In 2006 the ECB rate hikes were the new factor now the new consideration is the ECB cuts. In 2006 the US economy grew at an annual rate of 2.7% in the 2nd quarter, 0.8 % in the third and 1.5% in the fourth. The Eurozone expanded at 2.9%, 2.8% and 3.2% respectively in its year to year measure. In the third quarter of this year the Eurozone was already in recession, having fallen 0.2% in second and third quarters. Even the most sanguine market observers expect at least two more negative periods. Though the US may not officially be recessionary, having scored 2.8% growth in the second quarter and -0.3% in the third, a dismal fourth quarter is predicted. Perhaps GDP will contract by a much as 3.0% annually or more with much gloom anticipated in the early quarters of 2009.
In 2006 the six month pause in the second half of the year was only a brief stay in the euro's seven year rise against the dollar. But there is little reason to think that the dollar has begun a new long term advance against the euro with its run of the last four months. The economies of both the United States and the Eurozone are probably in for long comparable bouts of recession and low interest rates. Neither GDP growth nor central bank rate policy will provide the competing currencies with an advantage. But if we have not started a strong dollar period, there is also no reason to expect a substantial rebound in the value of the euro against the dollar. Bubbles do not recover.
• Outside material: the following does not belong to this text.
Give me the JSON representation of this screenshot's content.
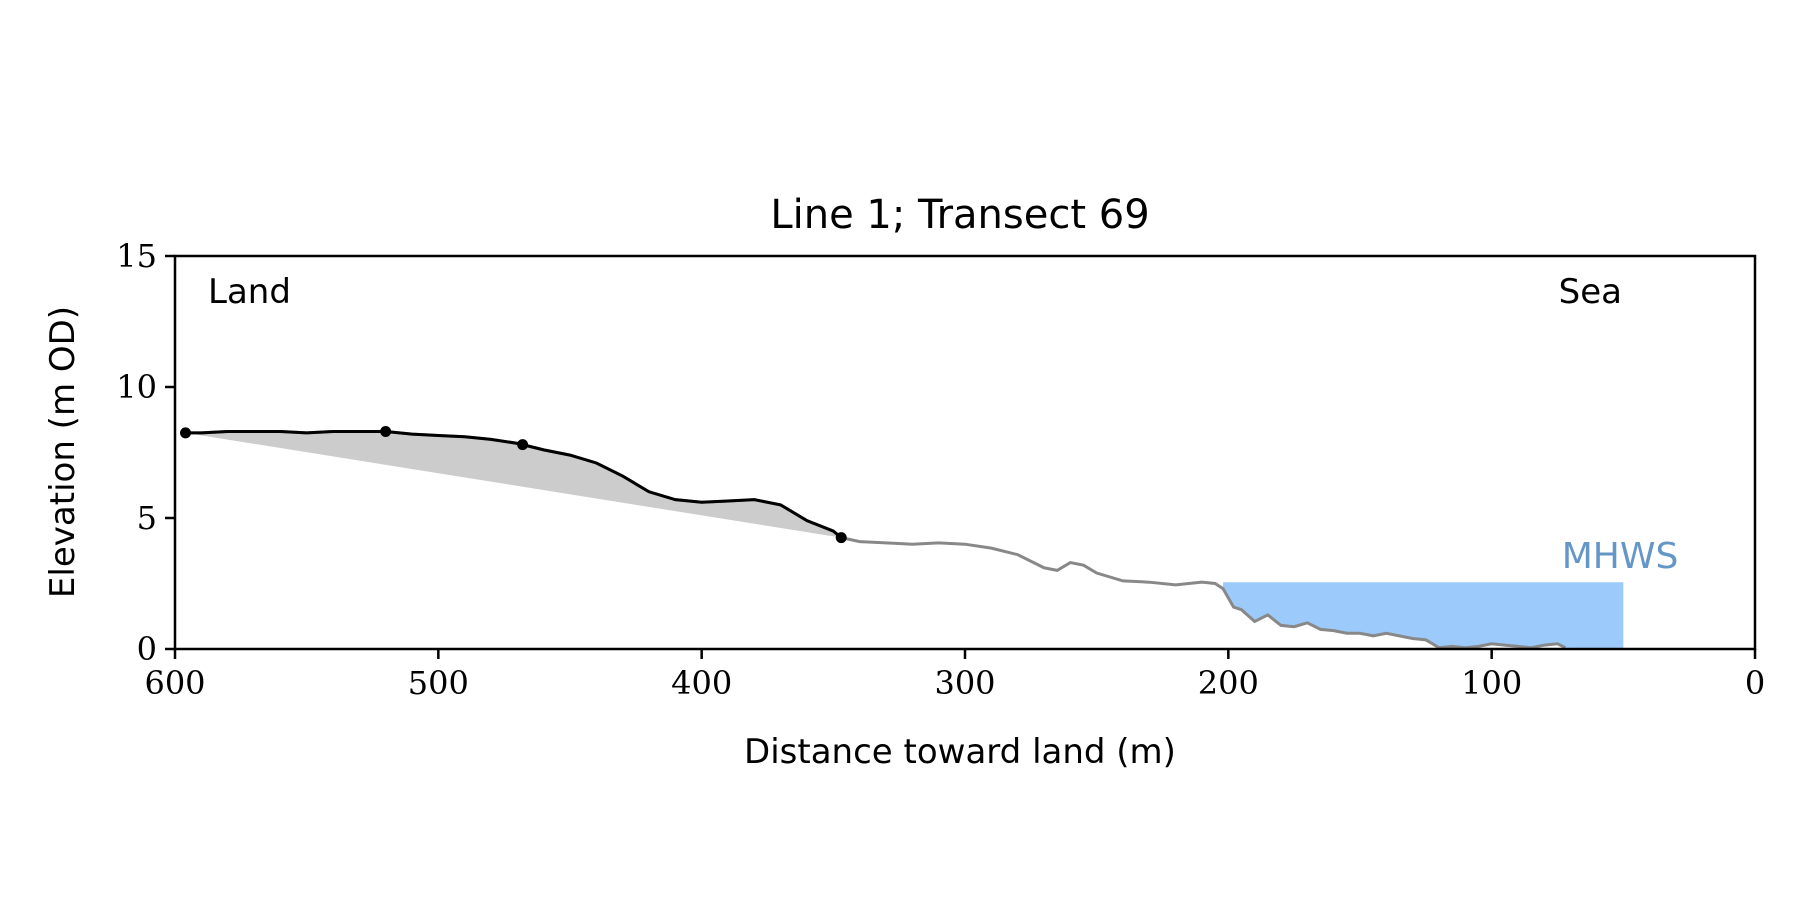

The August 2007 to July 2008 rise in the euro was not part of the longer trend going back to the early years of the decade except in the sense that the prior trend gave traders confidence in the upward movement. The August inception was the product of two singular circumstances and the erroneous interpretation of one.
The first, of course, was the US sub-prime and asset backed securities debacle. The potential for disaster was correctly diagnosed by Mr. Bernanke and the Federal Reserve. It was a serious threat to the banking system and American economic growth. Even if the governors did not at the time know how it would play out they clearly saw the danger and immediately began to support the economy with lower rates. The ECB did not sense the danger. Its spokesman continued to preach the anti-inflation gospel throughout this period even raising rates a final 0.25%. And it was this ECB confidence that gave the united currency such strong backing for the entire period. If further proof is needed of the effect of the false confidence of the ECB on its currency we only need remember that it was Mr. Trichet's statement in mid July that Eurozone growth was going to be much weaker than the bank had previously predicted, that set off the euro cascade.
The second circumstance was the easy credit in the early part of the decade which contributed a great deal to the boom and now bust in the housing market. It is harder to gauge its effect on the commodity and currency markets. But the appearance of price bubbles in many commodities and commodity currencies including euro and oil, at the same time speaks of, if nothing else, a willing suspension of rationality. It is no coincidence that the price of oil and the euro reversed within days of each other. This circumstance is now ended and the analysis that justified the rise of oil and the euro now seems slightly foolish.
The euro bubble is gone, it will not re-inflate. The dollar and the euro have begun a new relationship, or maybe just renewed an old one.